Una nueva amenaza: el sesgo algorítmico en la contratación

El uso creciente de la inteligencia artificial en la contratación amenaza con agravar esta exclusión global. Los sistemas de contratación basados en IA ahora examinan currículos, realizan entrevistas por vídeo y evalúan rasgos de personalidad. Pero estos sistemas están entrenados con datos que reflejan patrones existentes de exclusión y no están diseñados para adaptarse a las personas con discapacidad.

El Departamento de Justicia de EE. UU. y la Comisión para la Igualdad de Oportunidades en el Empleo han advertido de que las herramientas de IA pueden penalizar patrones de habla atípicos, expresiones faciales o lagunas en el historial laboral y, por lo tanto, descartar a personas con discapacidad cualificadas. Sin normas internacionales exigibles en materia de transparencia y accesibilidad algorítmica, el riesgo de discriminación automatizada no hará más que aumentar a medida que las herramientas de selección de personal basadas en IA se extiendan por todo el mundo.

Lo que debe cambiar

Cerrar la brecha entre los derechos sobre el papel y la experiencia vivida requiere algo más que programas aislados. Es necesario hacer cumplir las leyes contra la discriminación y laborales, eliminar gradualmente el empleo segregado y redirigir la financiación pública hacia la transformación inclusiva del lugar de trabajo. También implica normalizar las adaptaciones razonables aclarando las obligaciones de los empleadores, haciendo accesibles los mecanismos de denuncia y proporcionando financiación pública o incentivos cuando sea necesario. 

Al mismo tiempo, los Estados deben adoptar normas vinculantes sobre transparencia, accesibilidad y supervisión humana para la IA y las herramientas digitales utilizadas en la contratación, de modo que estos sistemas no reproduzcan la discriminación por motivos de discapacidad. Por último, requiere invertir en educación inclusiva, formación profesional y apoyo individualizado al empleo en todo el mundo. La participación activa de las organizaciones de personas con discapacidad debe guiar todos estos esfuerzos, tal y como exige la CDPD.
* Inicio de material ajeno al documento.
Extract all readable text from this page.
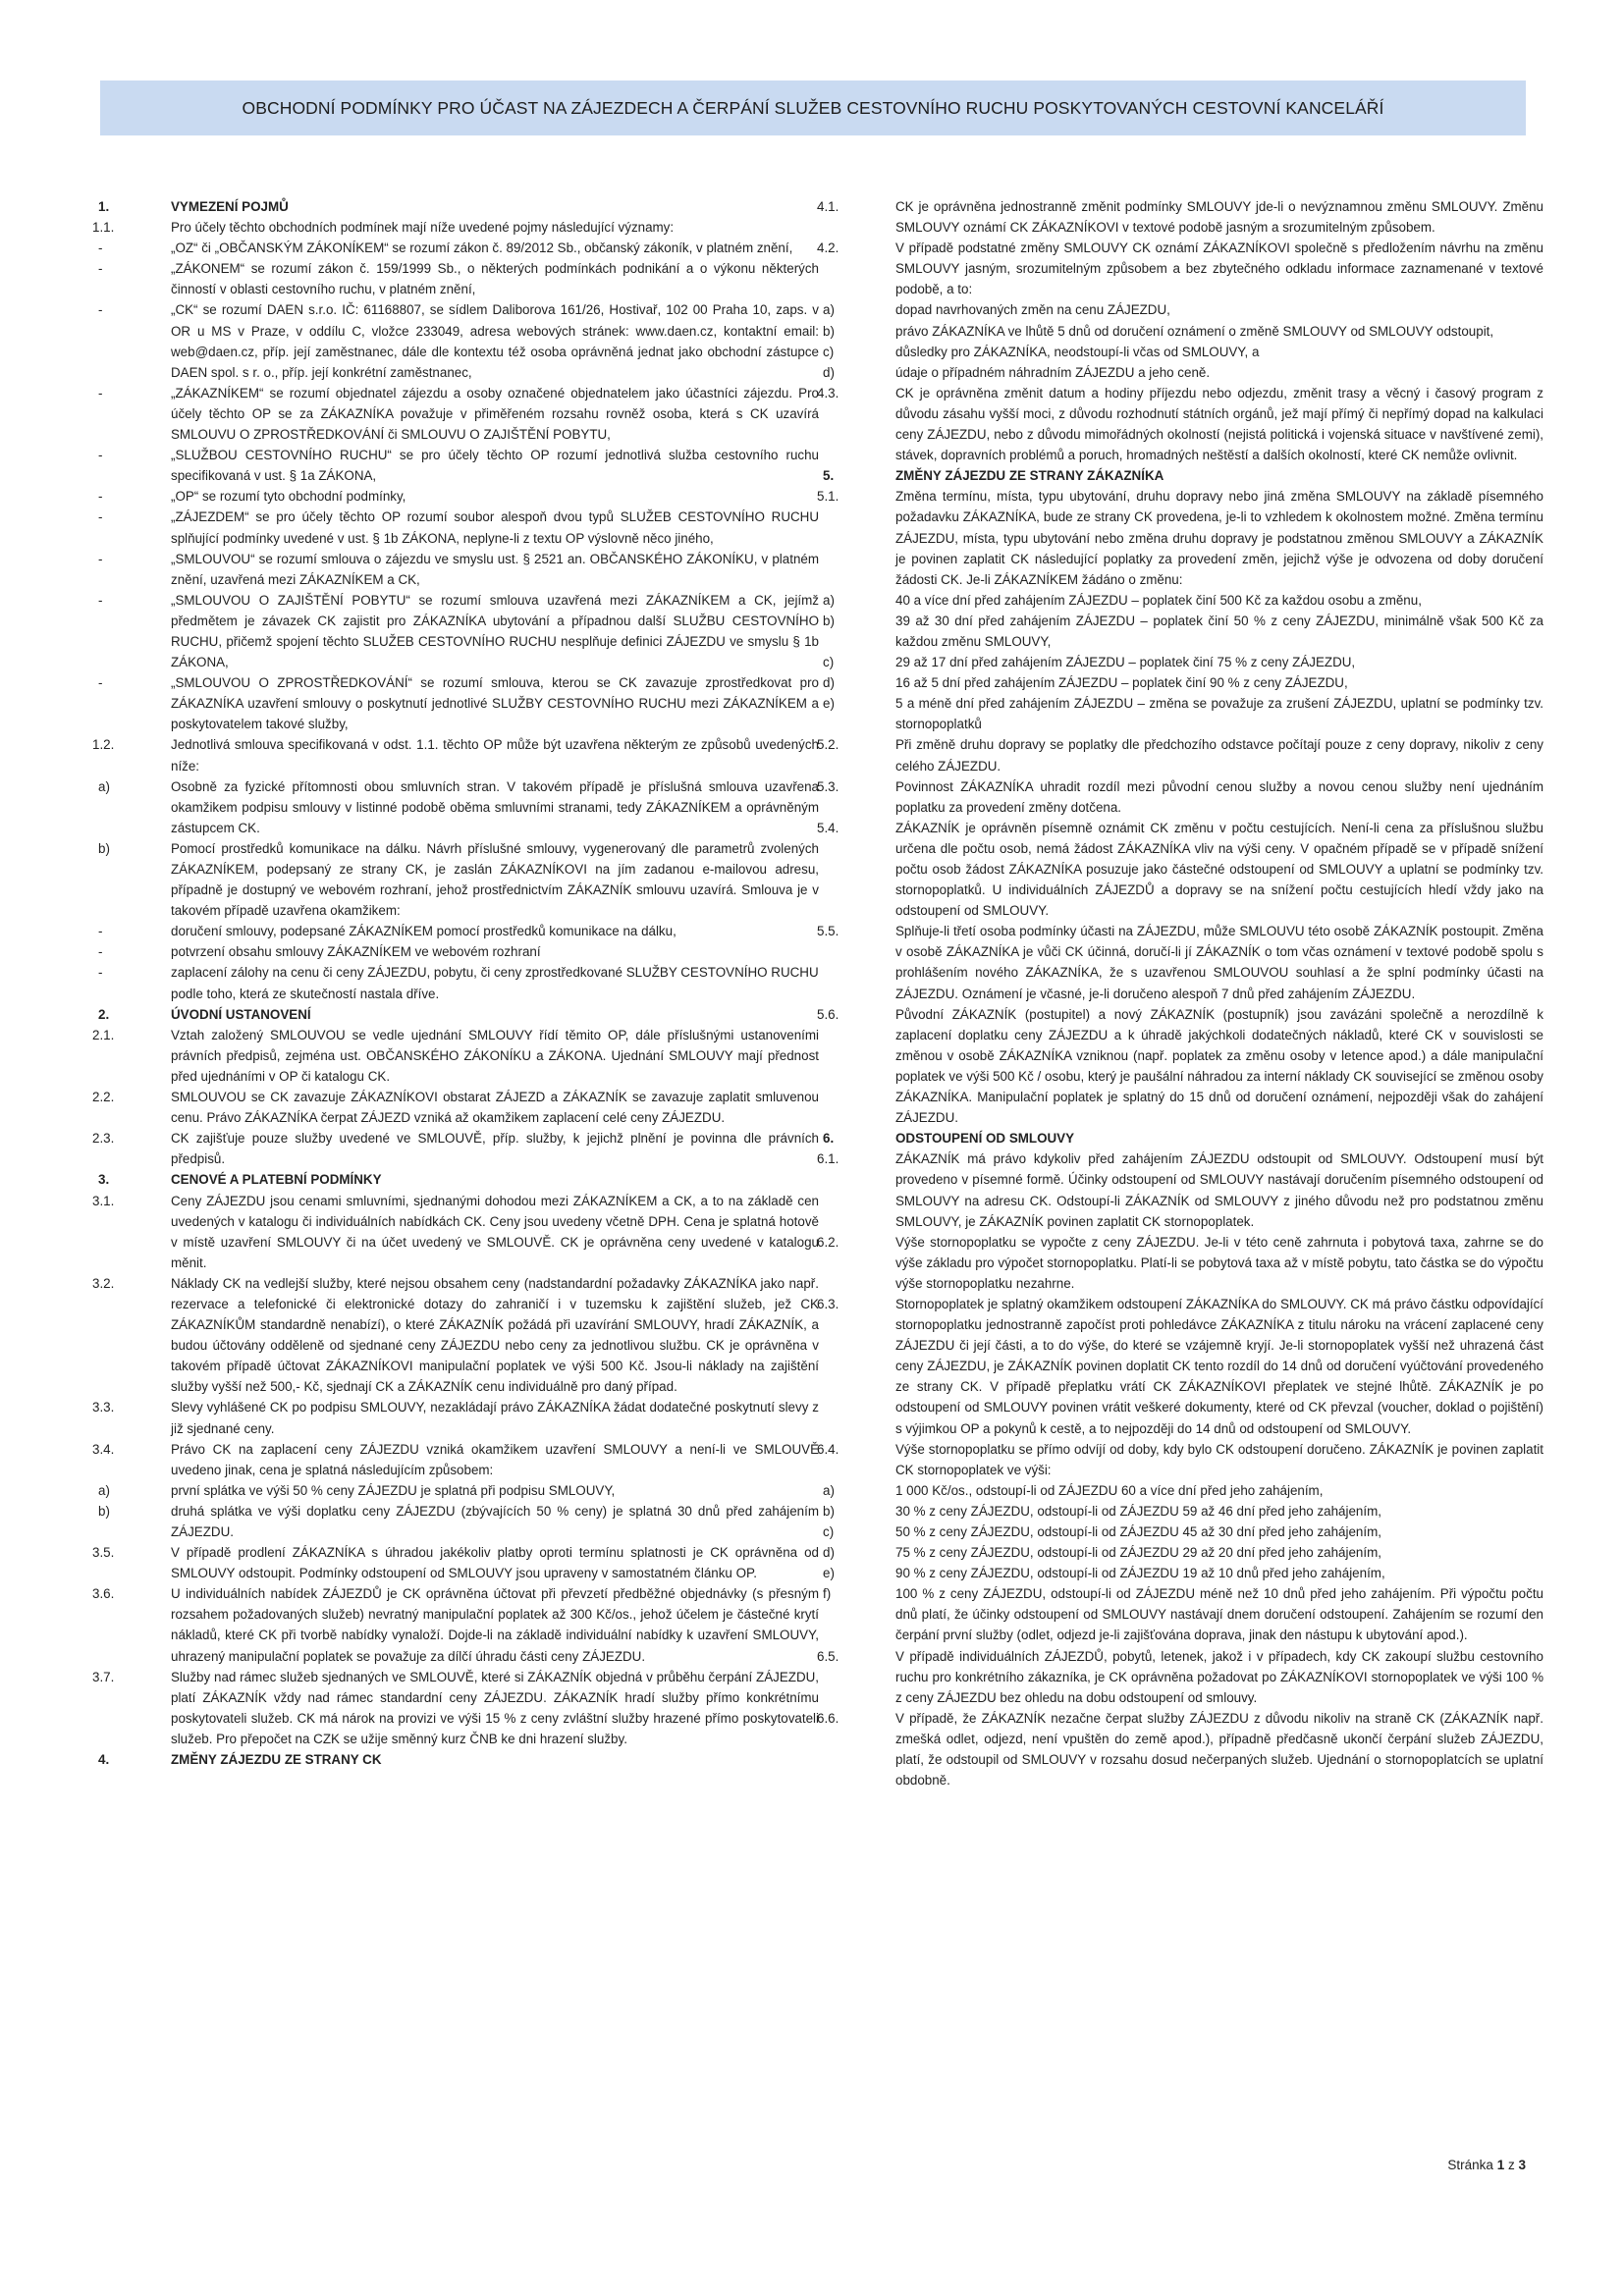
OBCHODNÍ PODMÍNKY PRO ÚČAST NA ZÁJEZDECH A ČERPÁNÍ SLUŽEB CESTOVNÍHO RUCHU POSKYTOVANÝCH CESTOVNÍ KANCELÁŘÍ
1.	VYMEZENÍ POJMŮ
1.1.	Pro účely těchto obchodních podmínek mají níže uvedené pojmy následující významy:
-	„OZ“ či „OBČANSKÝM ZÁKONÍKEM“ se rozumí zákon č. 89/2012 Sb., občanský zákoník, v platném znění,
-	„ZÁKONEM“ se rozumí zákon č. 159/1999 Sb., o některých podmínkách podnikání a o výkonu některých činností v oblasti cestovního ruchu, v platném znění,
-	„CK“ se rozumí DAEN s.r.o. IČ: 61168807, se sídlem Daliborova 161/26, Hostivař, 102 00 Praha 10, zaps. v OR u MS v Praze, v oddílu C, vložce 233049, adresa webových stránek: www.daen.cz, kontaktní email: web@daen.cz, příp. její zaměstnanec, dále dle kontextu též osoba oprávněná jednat jako obchodní zástupce DAEN spol. s r. o., příp. její konkrétní zaměstnanec,
-	„ZÁKAZNÍKEM“ se rozumí objednatel zájezdu a osoby označené objednatelem jako účastníci zájezdu. Pro účely těchto OP se za ZÁKAZNÍKA považuje v přiměřeném rozsahu rovněž osoba, která s CK uzavírá SMLOUVU O ZPROSTŘEDKOVÁNÍ či SMLOUVU O ZAJIŠTĚNÍ POBYTU,
-	„SLUŽBOU CESTOVNÍHO RUCHU“ se pro účely těchto OP rozumí jednotlivá služba cestovního ruchu specifikovaná v ust. § 1a ZÁKONA,
-	„OP“ se rozumí tyto obchodní podmínky,
-	„ZÁJEZDEM“ se pro účely těchto OP rozumí soubor alespoň dvou typů SLUŽEB CESTOVNÍHO RUCHU splňující podmínky uvedené v ust. § 1b ZÁKONA, neplyne-li z textu OP výslovně něco jiného,
-	„SMLOUVOU“ se rozumí smlouva o zájezdu ve smyslu ust. § 2521 an. OBČANSKÉHO ZÁKONÍKU, v platném znění, uzavřená mezi ZÁKAZNÍKEM a CK,
-	„SMLOUVOU O ZAJIŠTĚNÍ POBYTU“ se rozumí smlouva uzavřená mezi ZÁKAZNÍKEM a CK, jejímž předmětem je závazek CK zajistit pro ZÁKAZNÍKA ubytování a případnou další SLUŽBU CESTOVNÍHO RUCHU, přičemž spojení těchto SLUŽEB CESTOVNÍHO RUCHU nesplňuje definici ZÁJEZDU ve smyslu § 1b ZÁKONA,
-	„SMLOUVOU O ZPROSTŘEDKOVÁNÍ“ se rozumí smlouva, kterou se CK zavazuje zprostředkovat pro ZÁKAZNÍKA uzavření smlouvy o poskytnutí jednotlivé SLUŽBY CESTOVNÍHO RUCHU mezi ZÁKAZNÍKEM a poskytovatelem takové služby,
1.2.	Jednotlivá smlouva specifikovaná v odst. 1.1. těchto OP může být uzavřena některým ze způsobů uvedených níže:
a)	Osobně za fyzické přítomnosti obou smluvních stran. V takovém případě je příslušná smlouva uzavřena okamžikem podpisu smlouvy v listinné podobě oběma smluvními stranami, tedy ZÁKAZNÍKEM a oprávněným zástupcem CK.
b)	Pomocí prostředků komunikace na dálku. Návrh příslušné smlouvy, vygenerovaný dle parametrů zvolených ZÁKAZNÍKEM, podepsaný ze strany CK, je zaslán ZÁKAZNÍKOVI na jím zadanou e-mailovou adresu, případně je dostupný ve webovém rozhraní, jehož prostřednictvím ZÁKAZNÍK smlouvu uzavírá. Smlouva je v takovém případě uzavřena okamžikem:
-	doručení smlouvy, podepsané ZÁKAZNÍKEM pomocí prostředků komunikace na dálku,
-	potvrzení obsahu smlouvy ZÁKAZNÍKEM ve webovém rozhraní
-	zaplacení zálohy na cenu či ceny ZÁJEZDU, pobytu, či ceny zprostředkované SLUŽBY CESTOVNÍHO RUCHU
podle toho, která ze skutečností nastala dříve.
2.	ÚVODNÍ USTANOVENÍ
2.1.	Vztah založený SMLOUVOU se vedle ujednání SMLOUVY řídí těmito OP, dále příslušnými ustanoveními právních předpisů, zejména ust. OBČANSKÉHO ZÁKONÍKU a ZÁKONA. Ujednání SMLOUVY mají přednost před ujednáními v OP či katalogu CK.
2.2.	SMLOUVOU se CK zavazuje ZÁKAZNÍKOVI obstarat ZÁJEZD a ZÁKAZNÍK se zavazuje zaplatit smluvenou cenu. Právo ZÁKAZNÍKA čerpat ZÁJEZD vzniká až okamžikem zaplacení celé ceny ZÁJEZDU.
2.3.	CK zajišťuje pouze služby uvedené ve SMLOUVĚ, příp. služby, k jejichž plnění je povinna dle právních předpisů.
3.	CENOVÉ A PLATEBNÍ PODMÍNKY
3.1.	Ceny ZÁJEZDU jsou cenami smluvními, sjednanými dohodou mezi ZÁKAZNÍKEM a CK, a to na základě cen uvedených v katalogu či individuálních nabídkách CK. Ceny jsou uvedeny včetně DPH. Cena je splatná hotově v místě uzavření SMLOUVY či na účet uvedený ve SMLOUVĚ. CK je oprávněna ceny uvedené v katalogu měnit.
3.2.	Náklady CK na vedlejší služby, které nejsou obsahem ceny (nadstandardní požadavky ZÁKAZNÍKA jako např. rezervace a telefonické či elektronické dotazy do zahraničí i v tuzemsku k zajištění služeb, jež CK ZÁKAZNÍKŮM standardně nenabízí), o které ZÁKAZNÍK požádá při uzavírání SMLOUVY, hradí ZÁKAZNÍK, a budou účtovány odděleně od sjednané ceny ZÁJEZDU nebo ceny za jednotlivou službu. CK je oprávněna v takovém případě účtovat ZÁKAZNÍKOVI manipulační poplatek ve výši 500 Kč. Jsou-li náklady na zajištění služby vyšší než 500,- Kč, sjednají CK a ZÁKAZNÍK cenu individuálně pro daný případ.
3.3.	Slevy vyhlášené CK po podpisu SMLOUVY, nezakládají právo ZÁKAZNÍKA žádat dodatečné poskytnutí slevy z již sjednané ceny.
3.4.	Právo CK na zaplacení ceny ZÁJEZDU vzniká okamžikem uzavření SMLOUVY a není-li ve SMLOUVĚ uvedeno jinak, cena je splatná následujícím způsobem:
a)	první splátka ve výši 50 % ceny ZÁJEZDU je splatná při podpisu SMLOUVY,
b)	druhá splátka ve výši doplatku ceny ZÁJEZDU (zbývajících 50 % ceny) je splatná 30 dnů před zahájením ZÁJEZDU.
3.5.	V případě prodlení ZÁKAZNÍKA s úhradou jakékoliv platby oproti termínu splatnosti je CK oprávněna od SMLOUVY odstoupit. Podmínky odstoupení od SMLOUVY jsou upraveny v samostatném článku OP.
3.6.	U individuálních nabídek ZÁJEZDŮ je CK oprávněna účtovat při převzetí předběžné objednávky (s přesným rozsahem požadovaných služeb) nevratný manipulační poplatek až 300 Kč/os., jehož účelem je částečné krytí nákladů, které CK při tvorbě nabídky vynaloží. Dojde-li na základě individuální nabídky k uzavření SMLOUVY, uhrazený manipulační poplatek se považuje za dílčí úhradu části ceny ZÁJEZDU.
3.7.	Služby nad rámec služeb sjednaných ve SMLOUVĚ, které si ZÁKAZNÍK objedná v průběhu čerpání ZÁJEZDU, platí ZÁKAZNÍK vždy nad rámec standardní ceny ZÁJEZDU. ZÁKAZNÍK hradí služby přímo konkrétnímu poskytovateli služeb. CK má nárok na provizi ve výši 15 % z ceny zvláštní služby hrazené přímo poskytovateli služeb. Pro přepočet na CZK se užije směnný kurz ČNB ke dni hrazení služby.
4.	ZMĚNY ZÁJEZDU ZE STRANY CK
4.1.	CK je oprávněna jednostranně změnit podmínky SMLOUVY jde-li o nevýznamnou změnu SMLOUVY. Změnu SMLOUVY oznámí CK ZÁKAZNÍKOVI v textové podobě jasným a srozumitelným způsobem.
4.2.	V případě podstatné změny SMLOUVY CK oznámí ZÁKAZNÍKOVI společně s předložením návrhu na změnu SMLOUVY jasným, srozumitelným způsobem a bez zbytečného odkladu informace zaznamenané v textové podobě, a to:
a)	dopad navrhovaných změn na cenu ZÁJEZDU,
b)	právo ZÁKAZNÍKA ve lhůtě 5 dnů od doručení oznámení o změně SMLOUVY od SMLOUVY odstoupit,
c)	důsledky pro ZÁKAZNÍKA, neodstoupí-li včas od SMLOUVY, a
d)	údaje o případném náhradním ZÁJEZDU a jeho ceně.
4.3.	CK je oprávněna změnit datum a hodiny příjezdu nebo odjezdu, změnit trasy a věcný i časový program z důvodu zásahu vyšší moci, z důvodu rozhodnutí státních orgánů, jež mají přímý či nepřímý dopad na kalkulaci ceny ZÁJEZDU, nebo z důvodu mimořádných okolností (nejistá politická i vojenská situace v navštívené zemi), stávek, dopravních problémů a poruch, hromadných neštěstí a dalších okolností, které CK nemůže ovlivnit.
5.	ZMĚNY ZÁJEZDU ZE STRANY ZÁKAZNÍKA
5.1.	Změna termínu, místa, typu ubytování, druhu dopravy nebo jiná změna SMLOUVY na základě písemného požadavku ZÁKAZNÍKA, bude ze strany CK provedena, je-li to vzhledem k okolnostem možné. Změna termínu ZÁJEZDU, místa, typu ubytování nebo změna druhu dopravy je podstatnou změnou SMLOUVY a ZÁKAZNÍK je povinen zaplatit CK následující poplatky za provedení změn, jejichž výše je odvozena od doby doručení žádosti CK. Je-li ZÁKAZNÍKEM žádáno o změnu:
a)	40 a více dní před zahájením ZÁJEZDU – poplatek činí 500 Kč za každou osobu a změnu,
b)	39 až 30 dní před zahájením ZÁJEZDU – poplatek činí 50 % z ceny ZÁJEZDU, minimálně však 500 Kč za každou změnu SMLOUVY,
c)	29 až 17 dní před zahájením ZÁJEZDU – poplatek činí 75 % z ceny ZÁJEZDU,
d)	16 až 5 dní před zahájením ZÁJEZDU – poplatek činí 90 % z ceny ZÁJEZDU,
e)	5 a méně dní před zahájením ZÁJEZDU – změna se považuje za zrušení ZÁJEZDU, uplatní se podmínky tzv. stornopoplatků
5.2.	Při změně druhu dopravy se poplatky dle předchozího odstavce počítají pouze z ceny dopravy, nikoliv z ceny celého ZÁJEZDU.
5.3.	Povinnost ZÁKAZNÍKA uhradit rozdíl mezi původní cenou služby a novou cenou služby není ujednáním poplatku za provedení změny dotčena.
5.4.	ZÁKAZNÍK je oprávněn písemně oznámit CK změnu v počtu cestujících. Není-li cena za příslušnou službu určena dle počtu osob, nemá žádost ZÁKAZNÍKA vliv na výši ceny. V opačném případě se v případě snížení počtu osob žádost ZÁKAZNÍKA posuzuje jako částečné odstoupení od SMLOUVY a uplatní se podmínky tzv. stornopoplatků. U individuálních ZÁJEZDŮ a dopravy se na snížení počtu cestujících hledí vždy jako na odstoupení od SMLOUVY.
5.5.	Splňuje-li třetí osoba podmínky účasti na ZÁJEZDU, může SMLOUVU této osobě ZÁKAZNÍK postoupit. Změna v osobě ZÁKAZNÍKA je vůči CK účinná, doručí-li jí ZÁKAZNÍK o tom včas oznámení v textové podobě spolu s prohlášením nového ZÁKAZNÍKA, že s uzavřenou SMLOUVOU souhlasí a že splní podmínky účasti na ZÁJEZDU. Oznámení je včasné, je-li doručeno alespoň 7 dnů před zahájením ZÁJEZDU.
5.6.	Původní ZÁKAZNÍK (postupitel) a nový ZÁKAZNÍK (postupník) jsou zavázáni společně a nerozdílně k zaplacení doplatku ceny ZÁJEZDU a k úhradě jakýchkoli dodatečných nákladů, které CK v souvislosti se změnou v osobě ZÁKAZNÍKA vzniknou (např. poplatek za změnu osoby v letence apod.) a dále manipulační poplatek ve výši 500 Kč / osobu, který je paušální náhradou za interní náklady CK související se změnou osoby ZÁKAZNÍKA. Manipulační poplatek je splatný do 15 dnů od doručení oznámení, nejpozději však do zahájení ZÁJEZDU.
6.	ODSTOUPENÍ OD SMLOUVY
6.1.	ZÁKAZNÍK má právo kdykoliv před zahájením ZÁJEZDU odstoupit od SMLOUVY. Odstoupení musí být provedeno v písemné formě. Účinky odstoupení od SMLOUVY nastávají doručením písemného odstoupení od SMLOUVY na adresu CK. Odstoupí-li ZÁKAZNÍK od SMLOUVY z jiného důvodu než pro podstatnou změnu SMLOUVY, je ZÁKAZNÍK povinen zaplatit CK stornopoplatek.
6.2.	Výše stornopoplatku se vypočte z ceny ZÁJEZDU. Je-li v této ceně zahrnuta i pobytová taxa, zahrne se do výše základu pro výpočet stornopoplatku. Platí-li se pobytová taxa až v místě pobytu, tato částka se do výpočtu výše stornopoplatku nezahrne.
6.3.	Stornopoplatek je splatný okamžikem odstoupení ZÁKAZNÍKA do SMLOUVY. CK má právo částku odpovídající stornopoplatku jednostranně započíst proti pohledávce ZÁKAZNÍKA z titulu nároku na vrácení zaplacené ceny ZÁJEZDU či její části, a to do výše, do které se vzájemně kryjí. Je-li stornopoplatek vyšší než uhrazená část ceny ZÁJEZDU, je ZÁKAZNÍK povinen doplatit CK tento rozdíl do 14 dnů od doručení vyúčtování provedeného ze strany CK. V případě přeplatku vrátí CK ZÁKAZNÍKOVI přeplatek ve stejné lhůtě. ZÁKAZNÍK je po odstoupení od SMLOUVY povinen vrátit veškeré dokumenty, které od CK převzal (voucher, doklad o pojištění) s výjimkou OP a pokynů k cestě, a to nejpozději do 14 dnů od odstoupení od SMLOUVY.
6.4.	Výše stornopoplatku se přímo odvíjí od doby, kdy bylo CK odstoupení doručeno. ZÁKAZNÍK je povinen zaplatit CK stornopoplatek ve výši:
a)	1 000 Kč/os., odstoupí-li od ZÁJEZDU 60 a více dní před jeho zahájením,
b)	30 % z ceny ZÁJEZDU, odstoupí-li od ZÁJEZDU 59 až 46 dní před jeho zahájením,
c)	50 % z ceny ZÁJEZDU, odstoupí-li od ZÁJEZDU 45 až 30 dní před jeho zahájením,
d)	75 % z ceny ZÁJEZDU, odstoupí-li od ZÁJEZDU 29 až 20 dní před jeho zahájením,
e)	90 % z ceny ZÁJEZDU, odstoupí-li od ZÁJEZDU 19 až 10 dnů před jeho zahájením,
f)	100 % z ceny ZÁJEZDU, odstoupí-li od ZÁJEZDU méně než 10 dnů před jeho zahájením. Při výpočtu počtu dnů platí, že účinky odstoupení od SMLOUVY nastávají dnem doručení odstoupení. Zahájením se rozumí den čerpání první služby (odlet, odjezd je-li zajišťována doprava, jinak den nástupu k ubytování apod.).
6.5.	V případě individuálních ZÁJEZDŮ, pobytů, letenek, jakož i v případech, kdy CK zakoupí službu cestovního ruchu pro konkrétního zákazníka, je CK oprávněna požadovat po ZÁKAZNÍKOVI stornopoplatek ve výši 100 % z ceny ZÁJEZDU bez ohledu na dobu odstoupení od smlouvy.
6.6.	V případě, že ZÁKAZNÍK nezačne čerpat služby ZÁJEZDU z důvodu nikoliv na straně CK (ZÁKAZNÍK např. zmešká odlet, odjezd, není vpuštěn do země apod.), případně předčasně ukončí čerpání služeb ZÁJEZDU, platí, že odstoupil od SMLOUVY v rozsahu dosud nečerpaných služeb. Ujednání o stornopoplatcích se uplatní obdobně.
Stránka 1 z 3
El derecho al trabajo de las personas con discapacidad no es una aspiración de política social; es una obligación vinculante en materia de derechos humanos reconocida por prácticamente todos los países del mundo. Los Estados deben hacer cumplir las leyes contra la discriminación e impulsar de forma proactiva a los empleadores a contratar, retener y ascender a personas con discapacidad en el mercado laboral abierto. 

Hasta que los gobiernos desmantelen los sistemas segregados, hagan de las adaptaciones razonables una realidad cotidiana y garanticen que las nuevas tecnologías sirvan a la inclusión en lugar de a la exclusión, la promesa de «trabajar en igualdad de condiciones con los demás» seguirá teniendo más peso en los tratados que en la vida de las personas.